Harran is a nasty place. The South American city is filled with shuffling zombies and violent groups of survivors competing for supplies, each with a shoot first ask questions later mentality. As nightmarish as that concept alone seems, the world of Dying Light transforms into something even more horrifying once the sun sets.
The zombie genre is hugely popular thanks to the success of games such as Resident Evil and the Last of Us. Dying Light however is a different take on the zombie games as it forces you to face your fears with a first-person camera, weak and ineffective weapons and dangerous enemies stalking the abandoned streets of Harran. The game opens with the introduction of Crane, an undercover operative sent into the post-apocalyptic nightmare of Harran to observe if the city deserves to be saved, or if the virus, along with the remaining survivors, should be destroyed to eradicate the threat.
The USP of Dying Light is that you’re a runner. A survivor trained in the skills of parkour, able to traverse the city by jumping between rooftops, clambering over abandoned cars and climbing up poles to get as far as possible from the floor where the clusters of zombies await. As you get more and more confident with your climbing, you begin to get more apprehensive about being on the ground. The zombies may be slow and easy to take out, but they come from every angle and can overwhelm you extremely fast. At the beginning of the game this is terrifying because the weapons you have at hand aren’t very powerful. Killing a single slow zombie with a rusty pipe takes three to five hits and drains all your stamina, leaving you too weak to run away, meaning that you must pick your fights carefully. Later in the game aggressive virals (recently turned survivors) will track you down if you make too much noise. Shooting a gun, falling from too high and accidently breaking structures means that any virals in the area will rush to your location. These variants still have their human strength and speed, meaning that anything you can climb they can as well. And it’s not just the virals which make Dying Light so unpredictable. Other variants of zombie such as the Demolisher, Screamer and Toads roam Harran in the day and once night falls deadly Volatile’s begin to prowl the streets.
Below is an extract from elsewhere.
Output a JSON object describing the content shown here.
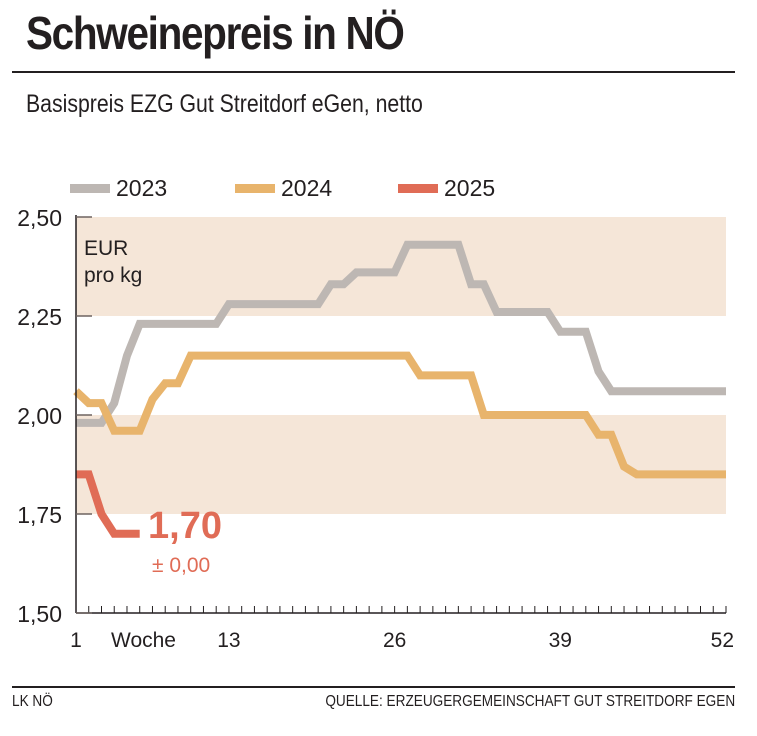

The story revolves around powerful military group run by a man named Rais that are threating the safety of all those hauled up in the tower (one of the last safe spaces in the city). As well as the threat from other humans, a stabilizing drug, Antizan (which slows down the viral take over being spread by the hordes of undead) is becoming harder and harder to source meaning that in Harran death is closing in. Dying Light’s story plays out exceptionally well. The game develops along with Crane’s skill levels and a handy modification menu means that you can hone and learn certain skills to help you survive. Side quests are normally paced slightly above your skill level meaning that you’ll always find the game challenging and heart-racing. The main game alone is over fifteen hours long and deciding to complete all the various side quests and stories leaves you with over fifty hours of game to chew through.
Once the main game has been completed the DLC, The Following, is unlocked. The Following is set far away from the cramped streets of Harran in the wide and open countryside. Here parkour is less important and your main way of traversing the area is via modified karts left around the map. This mix up works extremely well with the open countryside and brings a fresh dynamic to the world. Other twists include mutant enemies, multiple safe zones to unlock and quarantine areas to overtake, the Following is a DLC which is almost as good as the main game.
Overall Dying Light is a game that tackles the zombie genre in an original way. Both the game and DLC offer an impressive trophy cabinet and completing side quests in this game never feels like a chore, but rather an exploration of a world so unique that it’s impossible to guess as to what’s around the next corner.